Gisteren (ondertussen alweer een hele tijd geleden) liet mijn
zoontje me weten dat hij nachtmerries krijgt van bepaalde dingen in films. Dat
weet hij (en ik ook) al langer dan gisteren. ‘Waarom kijk je er dan nog naar?’
vroeg ik hem. Als jij weet dat dat niet goed is voor jou of voor jouw lichaam,
dan laat je dat toch voor wat het is. Dan kijk je toch naar dingen die wél goed
voor je zijn, waar je je goed bij voelt en die je blij maken en verrijken. Jij
houdt heel erg van de natuur en dieren, toch?’ Daarop reageerde hij met iets
over national geographic.
Mijn reactie op hem
bracht me, zoals wel vaker, tot zelfreflectie. Die woorden kwamen immers uit mijn mond en niet uit de zijne. Welke filmpjes, gedachten, verhaaltjes,
herinneringen of overtuigingen die ik blijf afspelen in mijn hoofd (waar ik
naar ‘blijf kijken’) doen me geen goed?
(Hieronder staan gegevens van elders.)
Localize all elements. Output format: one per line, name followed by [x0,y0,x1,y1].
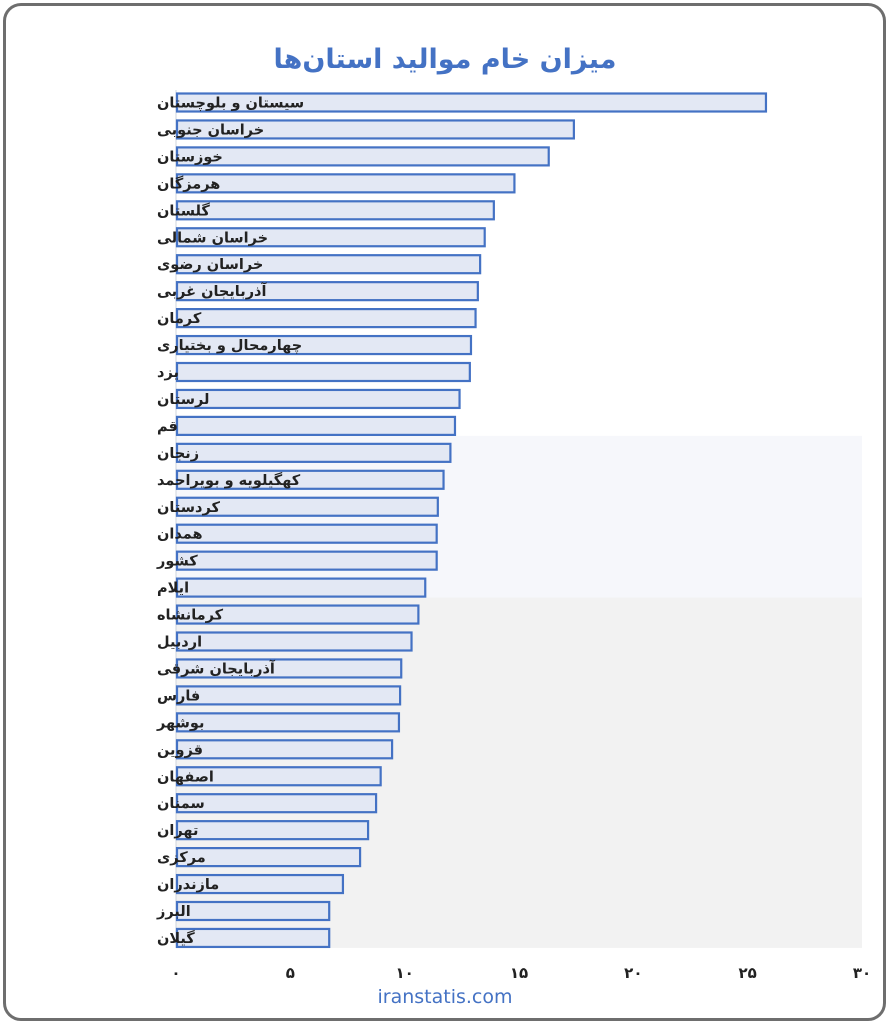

Eet ik het eten dat bij me past en goed
voor me is en laat ik mijn kinderen dat ook zo doen? Neem ik ideeën en ervaringen
tot mij die me verrijken en doen groeien of die me eerder energie kosten en afbreuk
doen aan wie ik ben?
Wat niet goed is
voor me, laat ik beter achterwege. In de plaats daarvan kan ik me beter richten
op dat waar ik me wél goed bij voel, op de dingen die me blij maken en
verrijken, die me voldoening, energie en vreugde schenken.
In relatie tot een
ander leer je nog steeds het meest over jezelf lijkt me. En niet in het minst in
de relatie met je kinderen en je liefdespartner...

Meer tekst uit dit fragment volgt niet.